Uma das mudanças sofridas pelos embargos infringentes veio com o advento da lei 10.352/2001 que reformou o CPC, e, por conseguinte, alterou a redação do art. 530, conforme os estudos de Didier Jr (2013. p. 239), que originariamente se limitava a dizer que cabiam os embargos infringentes quando não for unânime o julgamento proferido em apelação. A grande diferença dessa redação é que como a apelação cabe contra qualquer sentença, sendo ela com resolução de mérito ou não, o embargo infringente caberia também contra apelação interposta contra sentença sem resolução de mérito. Além desta diferença, para a antiga redação, não importava, para fins de embargos infringentes, o resultado dessa apelação, ou seja, era irrelevante que tivesse mantido a sentença, reformada-a ou anulada-a.

Destarte, haja vista sua manutenção no CPC, impende tanger sobre a atual redação que o prevê no CPC e entender o que é recurso, a primeira parte do art. 530, CPC, in verbis: “Cabem embargos infringentes quando o acórdão não unânime houver reformado, em grau de apelação, a sentença de mérito, ou houver julgado procedente ação rescisória” (Grifos Nosso) trata da sua primeira hipótese de cabimento. Por óbvio, ao falarmos de acórdãos não unanimes, estamos falando que o embargo infringente só cabe contra decisões colegiadas, e nesta é imprescindível a presença de, ao menos, um voto em desacordo com o restante dos votos, independentemente de quantos membros tenham naquele colegiado, haja vista que não requer um quórum qualificado se opondo aos demais. Luis Guilherme Aidar Bondioli (2009. p.4) traz ainda outro aspecto importante para o entendimento desse desacordo no acórdão:

Para a caracterização da falta de unanimidade que abre as portas para os embargos infringentes, é preciso, ainda, que a divergência se faça presente na conclusão dos julgadores e não na motivação. Discrepância nos argumentos que conduzem a um mesmo resultado é absolutamente irrelevante em matéria de embargos infringentes. Aliás, embargos fundados na discordância de motivos seriam absolutamente inúteis e, portanto, inadmissíveis, em razão da falta de interesse. Afinal, se o propósito do recurso é fazer prevalecer o voto vencido, tudo o que o embargante poderia conseguir nessas circunstâncias é ficar vencido com base em argumentos diversos.

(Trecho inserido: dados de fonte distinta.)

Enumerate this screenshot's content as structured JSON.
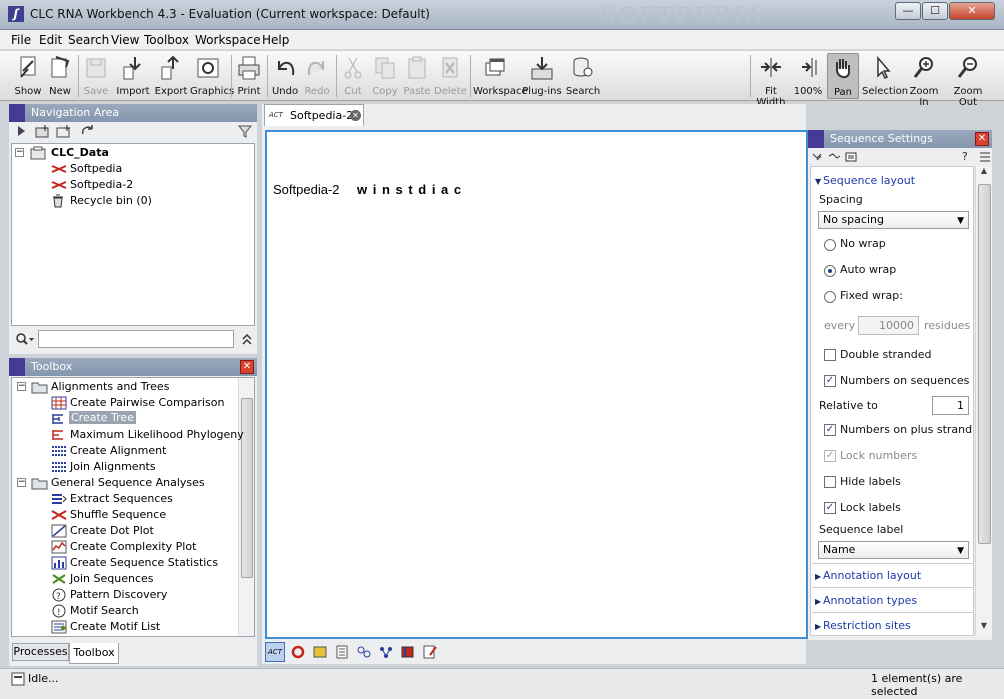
{
  "window": {
    "title": "CLC RNA Workbench 4.3 - Evaluation  (Current workspace: Default)",
    "watermark": "SOFTPEDIA",
    "minimize": "—",
    "maximize": "☐",
    "close": "✕"
  },
  "menu": [
    "File",
    "Edit",
    "Search",
    "View",
    "Toolbox",
    "Workspace",
    "Help"
  ],
  "toolbar": {
    "show": "Show",
    "new": "New",
    "save": "Save",
    "import": "Import",
    "export": "Export",
    "graphics": "Graphics",
    "print": "Print",
    "undo": "Undo",
    "redo": "Redo",
    "cut": "Cut",
    "copy": "Copy",
    "paste": "Paste",
    "delete": "Delete",
    "workspace": "Workspace",
    "plugins": "Plug-ins",
    "search": "Search",
    "fit_width": "Fit Width",
    "zoom100": "100%",
    "pan": "Pan",
    "selection": "Selection",
    "zoom_in": "Zoom In",
    "zoom_out": "Zoom Out"
  },
  "navigation": {
    "header": "Navigation Area",
    "root": "CLC_Data",
    "items": [
      "Softpedia",
      "Softpedia-2",
      "Recycle bin (0)"
    ],
    "search_placeholder": ""
  },
  "toolbox": {
    "header": "Toolbox",
    "groups": [
      {
        "label": "Alignments and Trees",
        "items": [
          "Create Pairwise Comparison",
          "Create Tree",
          "Maximum Likelihood Phylogeny",
          "Create Alignment",
          "Join Alignments"
        ]
      },
      {
        "label": "General Sequence Analyses",
        "items": [
          "Extract Sequences",
          "Shuffle Sequence",
          "Create Dot Plot",
          "Create Complexity Plot",
          "Create Sequence Statistics",
          "Join Sequences",
          "Pattern Discovery",
          "Motif Search",
          "Create Motif List"
        ]
      }
    ],
    "selected": "Create Tree",
    "tabs": [
      "Processes",
      "Toolbox"
    ]
  },
  "editor": {
    "tab_label": "Softpedia-2",
    "tab_badge": "ACT",
    "seq_name": "Softpedia-2",
    "sequence": "w i n s t d i a c"
  },
  "settings": {
    "header": "Sequence Settings",
    "help": "?",
    "section": "Sequence layout",
    "spacing_label": "Spacing",
    "spacing_value": "No spacing",
    "no_wrap": "No wrap",
    "auto_wrap": "Auto wrap",
    "fixed_wrap": "Fixed wrap:",
    "every": "every",
    "every_value": "10000",
    "residues": "residues",
    "double_stranded": "Double stranded",
    "numbers_on_sequences": "Numbers on sequences",
    "relative_to": "Relative to",
    "relative_value": "1",
    "numbers_on_plus": "Numbers on plus strand",
    "lock_numbers": "Lock numbers",
    "hide_labels": "Hide labels",
    "lock_labels": "Lock labels",
    "sequence_label": "Sequence label",
    "sequence_label_value": "Name",
    "annotation_layout": "Annotation layout",
    "annotation_types": "Annotation types",
    "restriction_sites": "Restriction sites",
    "checked": {
      "double_stranded": false,
      "numbers_on_sequences": true,
      "numbers_on_plus": true,
      "lock_numbers": true,
      "hide_labels": false,
      "lock_labels": true
    },
    "wrap_mode": "auto"
  },
  "status": {
    "left": "Idle...",
    "right": "1 element(s) are selected"
  },
  "colors": {
    "panel_header": "#8a9ab0",
    "accent_mark": "#473a95",
    "link": "#1e3aa8",
    "selection_border": "#3f8fd8"
  }
}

Corroborando com entendimento acima, Barbosa Moreira (2011. p. 527)                                    diz que apura-se as divergências dos votos na conclusão, e não nas razões dele, tendo em vista que a fundamental diversa não é suficiente para que um acórdão seja embargado, pois em nada mudaria a situação jurídica do embargante questionar apenas a fundamentação que ensejou tal voto. Barbosa Moreira (2011. p.528) faz ainda uma ressalva importante, pois em nada tem haver com a aclaração acima, o fato do próprio pedido ter mais de uma fundamentação, o que corresponde à cumulação de ações conexas, desta forma computa-se separadamente o voto dos julgadores sobre cada causa pretendi, e se houver dissenso em alguma delas, abre-se a possibilidade de ser impugnado por Embargos Infringentes.

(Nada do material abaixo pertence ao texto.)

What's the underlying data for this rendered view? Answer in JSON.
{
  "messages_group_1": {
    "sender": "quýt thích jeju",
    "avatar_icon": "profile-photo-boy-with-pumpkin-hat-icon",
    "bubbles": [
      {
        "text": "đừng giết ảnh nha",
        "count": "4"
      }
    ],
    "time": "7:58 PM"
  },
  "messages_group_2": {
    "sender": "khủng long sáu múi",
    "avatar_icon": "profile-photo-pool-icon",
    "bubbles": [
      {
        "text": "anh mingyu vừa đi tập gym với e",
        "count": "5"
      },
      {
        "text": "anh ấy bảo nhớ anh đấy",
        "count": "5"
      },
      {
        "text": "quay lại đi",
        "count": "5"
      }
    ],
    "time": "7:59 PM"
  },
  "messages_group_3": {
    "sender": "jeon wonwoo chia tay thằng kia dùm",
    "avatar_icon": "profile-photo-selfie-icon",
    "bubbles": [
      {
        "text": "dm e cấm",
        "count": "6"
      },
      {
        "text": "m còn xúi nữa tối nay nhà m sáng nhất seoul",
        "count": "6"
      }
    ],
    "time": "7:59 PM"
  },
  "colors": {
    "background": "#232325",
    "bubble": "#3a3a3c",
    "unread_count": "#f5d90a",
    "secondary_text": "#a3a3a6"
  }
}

Bondioli (2009. p. 05) complementa a discussão acerca da não-unanimidade do acórdão trabalhada neste momento, ao acrescentar que o dissídio pode ser de duas formas, tanto quantitativa, quando “todos os votos apontam para uma mesma direção [...], mas com intensidades diferentes [...]. Trata-se de uma discrepância de valores, que aparece nos casos em que o objeto do processo seja decomponível.”; já quanto de forma qualitativa é diferente “pois os votos apontam para direções diversas; os votos divergem quanto à própria tutela concedida às partes.” Assim sendo, o recorrente só pode pleitear aquilo que foi alvo do desacordo, assim se este descorda da tutela concedida, mas o dissenso refere-se ao quantitativo desta, seu recurso terá que ser voltado a esta ultimo, do contrário o próprio colegiado limitara o pedido, não conhecendo a parte que não fora controvertida.

Dando seguimento ao estudo dos Embargos Infringentes, além da desarmonia dos votos, é vital que o acórdão reforme a sentença de mérito, conforme o art. 530, CPC dispõe. Essa modificação veio com a lei n. 10.352/2011 com o intuito de restringir o campo de atuação do recurso aludido. Didier Jr (2013. p.240) elenca quatro situações que deixaram de ser cabível a impugnação por embargo infringente com a nova redação dada pela lei citada, a saber: quando o acórdão não conhecer a apelação; quando anular a sentença; quando mantiver a mesma; e por fim, quando mesmo que para manter ou reformar, apreciar sentença terminativa.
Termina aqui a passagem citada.